Kalish does a good job of showing us this world of dysfunctional people. Sometimes his prose feels stiff, but he has some beautiful phrases. When Daniel Plotnick meets his wife-to-be:
“Had he been a more expressive person, Plotnick might have shared a couple of things. About how he already missed what might no longer be. How he’d hoped to pen a novel, in the not-too-distant future. Perhaps become a foreign correspondent, searching for adventure in exotic lands.”
Plotnick resists change. He tries hard not to share his true self with anyone, not even himself. I suppose that many readers will find the early scenes with his father particularly funny (especially the dance hall). However, I’ve never been a fan of slapstick or characters who don’t appear to have feelings, so it took me a long time to get into the story. I’m also not sure that Plotnick’s plan to do everything the opposite of what he did before his divorce quite makes sense.

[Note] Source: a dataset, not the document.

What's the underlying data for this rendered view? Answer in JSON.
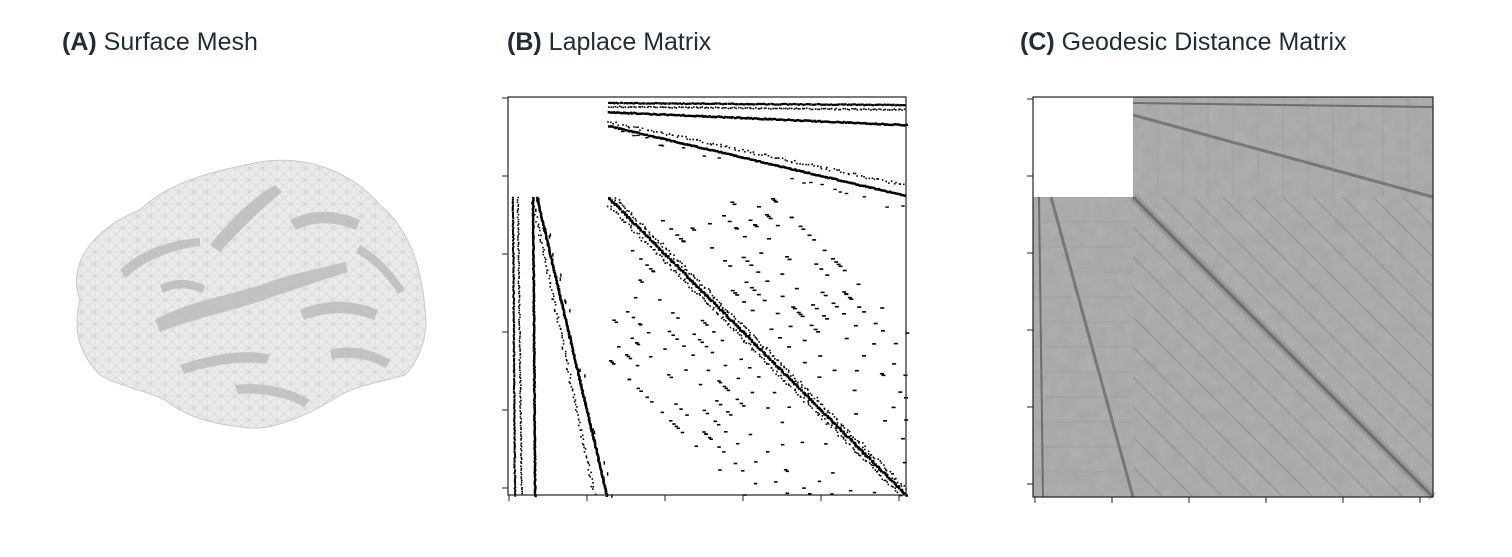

I became truly engaged about halfway through when Sonia arrives on the scene. She is Plotnick’s opposite. She’s warm, open, and self-aware. I loved her, and wished she occupied more of the novel. After she appeared, I began to chuckle and then to laugh a little. The interplay between her, Daniel, and Steve grows more and more rich and nuanced towards the end.
This is a solid first novel. I give it three stars out of five. It’ll make a great movie. I see Ben Stiller as Daniel Plotnick, doing one thing wrong after another. Perhaps it would have been better if Kalish had allowed himself to dive deep into his emotions, and give us more of the reality, instead of trying to make it funny by taking it over-the-top. Maybe that’s too emotionally difficult. And maybe I just don’t understand comedy. You’ll have to see for yourself.
Disclosure: I received a free copy of The Opposite of Everything in exchange for my honest review.